Fletcher, who was single and in his early 30s at the time, knew many of
them through his work inspecting fruit for the government. The farmers
regarded him as honest, and he respected their operations.

After
President Franklin D. Roosevelt signed an executive order in February
1942 that made the relocation possible by declaring certain parts of the
West to be military zones, Al Tsukamoto, whose parents arrived in the
United States in 1905, approached Mr. Fletcher with a business proposal:
would he be willing to manage the farms of two family friends of Mr.
Tsukamoto’s, one of whom was elderly, and to pay the taxes and mortgages
while they were away? In return, he could keep all the profits.

Mr.
Fletcher and Mr.
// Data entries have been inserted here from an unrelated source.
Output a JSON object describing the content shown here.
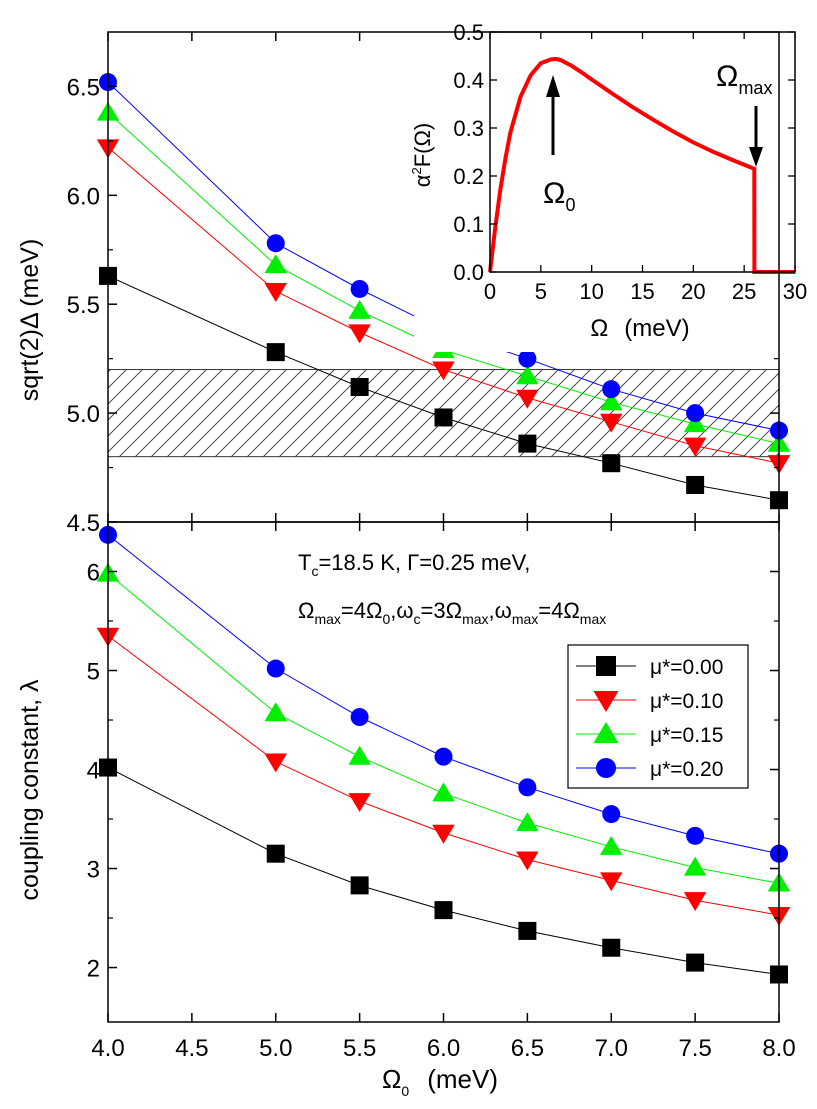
{
  "chart_data": [
    {
      "type": "line",
      "panel": "top",
      "ylabel": "sqrt(2)Δ (meV)",
      "xlim": [
        4.0,
        8.0
      ],
      "ylim": [
        4.5,
        6.75
      ],
      "yticks": [
        "4.5",
        "5.0",
        "5.5",
        "6.0",
        "6.5"
      ],
      "ytick_values": [
        4.5,
        5.0,
        5.5,
        6.0,
        6.5
      ],
      "hatched_band": [
        4.8,
        5.2
      ],
      "x": [
        4.0,
        5.0,
        5.5,
        6.0,
        6.5,
        7.0,
        7.5,
        8.0
      ],
      "series": [
        {
          "name": "μ*=0.00",
          "color": "#000000",
          "marker": "square",
          "values": [
            5.63,
            5.28,
            5.12,
            4.98,
            4.86,
            4.77,
            4.67,
            4.6
          ]
        },
        {
          "name": "μ*=0.10",
          "color": "#ff0000",
          "marker": "triangle-down",
          "values": [
            6.22,
            5.56,
            5.37,
            5.2,
            5.07,
            4.96,
            4.85,
            4.77
          ]
        },
        {
          "name": "μ*=0.15",
          "color": "#00ee00",
          "marker": "triangle-up",
          "values": [
            6.38,
            5.68,
            5.47,
            5.29,
            5.17,
            5.05,
            4.95,
            4.86
          ]
        },
        {
          "name": "μ*=0.20",
          "color": "#0000ff",
          "marker": "circle",
          "values": [
            6.52,
            5.78,
            5.57,
            5.38,
            5.25,
            5.11,
            5.0,
            4.92
          ]
        }
      ]
    },
    {
      "type": "line",
      "panel": "bottom",
      "ylabel": "coupling constant, λ",
      "xlabel": "Ω",
      "xlabel_sub": "0",
      "xlabel_unit": "(meV)",
      "xlim": [
        4.0,
        8.0
      ],
      "ylim": [
        1.45,
        6.5
      ],
      "xticks": [
        "4.0",
        "4.5",
        "5.0",
        "5.5",
        "6.0",
        "6.5",
        "7.0",
        "7.5",
        "8.0"
      ],
      "xtick_values": [
        4.0,
        4.5,
        5.0,
        5.5,
        6.0,
        6.5,
        7.0,
        7.5,
        8.0
      ],
      "yticks": [
        "2",
        "3",
        "4",
        "5",
        "6"
      ],
      "ytick_values": [
        2,
        3,
        4,
        5,
        6
      ],
      "x": [
        4.0,
        5.0,
        5.5,
        6.0,
        6.5,
        7.0,
        7.5,
        8.0
      ],
      "series": [
        {
          "name": "μ*=0.00",
          "color": "#000000",
          "marker": "square",
          "values": [
            4.02,
            3.15,
            2.83,
            2.58,
            2.37,
            2.2,
            2.05,
            1.93
          ]
        },
        {
          "name": "μ*=0.10",
          "color": "#ff0000",
          "marker": "triangle-down",
          "values": [
            5.35,
            4.08,
            3.68,
            3.36,
            3.09,
            2.88,
            2.68,
            2.53
          ]
        },
        {
          "name": "μ*=0.15",
          "color": "#00ee00",
          "marker": "triangle-up",
          "values": [
            5.98,
            4.57,
            4.13,
            3.76,
            3.46,
            3.22,
            3.01,
            2.85
          ]
        },
        {
          "name": "μ*=0.20",
          "color": "#0000ff",
          "marker": "circle",
          "values": [
            6.37,
            5.02,
            4.53,
            4.13,
            3.82,
            3.55,
            3.33,
            3.15
          ]
        }
      ],
      "annotation_line1": "Tc=18.5 K, Γ=0.25 meV,",
      "annotation_line2": "Ωmax=4Ω0,ωc=3Ωmax,ωmax=4Ωmax",
      "legend_placement": "right",
      "legend": [
        "μ*=0.00",
        "μ*=0.10",
        "μ*=0.15",
        "μ*=0.20"
      ]
    },
    {
      "type": "line",
      "panel": "inset",
      "xlabel": "Ω",
      "xlabel_unit": "(meV)",
      "ylabel": "α²F(Ω)",
      "xlim": [
        0,
        30
      ],
      "ylim": [
        0,
        0.5
      ],
      "xticks": [
        "0",
        "5",
        "10",
        "15",
        "20",
        "25",
        "30"
      ],
      "xtick_values": [
        0,
        5,
        10,
        15,
        20,
        25,
        30
      ],
      "yticks": [
        "0.0",
        "0.1",
        "0.2",
        "0.3",
        "0.4",
        "0.5"
      ],
      "ytick_values": [
        0,
        0.1,
        0.2,
        0.3,
        0.4,
        0.5
      ],
      "color": "#ff0000",
      "x": [
        0,
        0.5,
        1,
        1.5,
        2,
        3,
        4,
        5,
        6,
        6.5,
        7,
        8,
        9,
        10,
        12,
        14,
        16,
        18,
        20,
        22,
        24,
        26,
        26.01,
        30
      ],
      "values": [
        0,
        0.09,
        0.17,
        0.235,
        0.29,
        0.365,
        0.41,
        0.435,
        0.443,
        0.444,
        0.441,
        0.43,
        0.416,
        0.401,
        0.372,
        0.344,
        0.318,
        0.293,
        0.27,
        0.25,
        0.232,
        0.215,
        0,
        0
      ],
      "annotations": [
        {
          "text": "Ω",
          "sub": "0",
          "value_x": 6.3
        },
        {
          "text": "Ω",
          "sub": "max",
          "value_x": 26
        }
      ]
    }
  ]
}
Tsukamoto had not been close, and Mr. Fletcher had no
experience growing the farmers’ specialty, flame tokay grapes, but he
accepted the offer and soon quit his job.

For
the next three years he worked a total of 90 acres on three farms — he
had also decided to run Mr. Tsukamoto’s farm. He worked 18-hour days and
lived in the bunkhouse Mr. Tsukamoto had reserved for migrant workers.
He paid the bills of all three families — the Tsukamotos, the Okamotos
and the Nittas. He kept only half of the profits.

Many
Japanese-American families lost property while they were in the camps
because they could not pay their bills. Most in the Florin area moved
elsewhere after the war. When the Tsukamotos returned in 1945, they
found that Mr. Fletcher had left them money in the bank and that his new
wife, Teresa, had cleaned the Tsukamotos’ house in preparation for
their return. She had chosen to join her husband in the bunkhouse
instead of accepting the Tsukamotos’ offer to live in the family’s
house.

“Teresa’s
response was, ‘It’s the Tsukamotos’ house,’ ” recalled Marielle
Tsukamoto, who was 5 when she and her family were sent to the Jerome
center.

Ms. Tsukamoto is now the president of the Florin chapter of the Japanese American Citizens League. Her mother, Mary Tsukamoto, was a teacher, activist and historian who, with Elizabeth Pinkerton, wrote “We the People: A Story of Internment in America.”

Mr.
Fletcher’s willingness to work the farms was not well received in
Florin, where before the war some people had resented the Japanese
immigrants for their success. Japanese children in the area were
required to attend segregated schools. Mr. Fletcher was unruffled by
personal attacks; he felt the Japanese farmers were being mistreated.

“I
did know a few of them pretty well and never did agree with the
evacuation,” he told The Sacramento Bee in 2010. “They were the same as
anybody else. It was obvious they had nothing to do with Pearl Harbor.”

After
the war, resentment against the Japanese in Florin continued. If Mr.
Tsukamoto tried to buy a part at the hardware store only to be told that
the part was not in stock, he would ask Mr. Fletcher to buy it for him.

Robert
Emmett Fletcher Jr. was born in San Francisco on July 26, 1911, when
the city was still rebuilding after the great earthquake five years
earlier. He attended the University of California, Davis, and later
managed a peach orchard before taking the job as a state shipping point
inspector.

Survivors
include his wife, the former Teresa Cassieri, to whom he was married
for 67 years; their son, Robert Emmett III; three granddaughters; and
five great-grandchildren.

The
Fletchers bought their own land in Florin after the war and raised hay
and cattle. Mr. Fletcher was a volunteer firefighter in Florin for many
decades before becoming the paid fire chief. He was also active in
historical groups.

He
was never much for celebrating his role in the war, and he noted that
other Florin residents had helped their Japanese neighbors.

“I
don’t know about courage,” he said in 2010 as Florin was preparing to
honor him in a ceremony. “It took a devil of a lot of work.”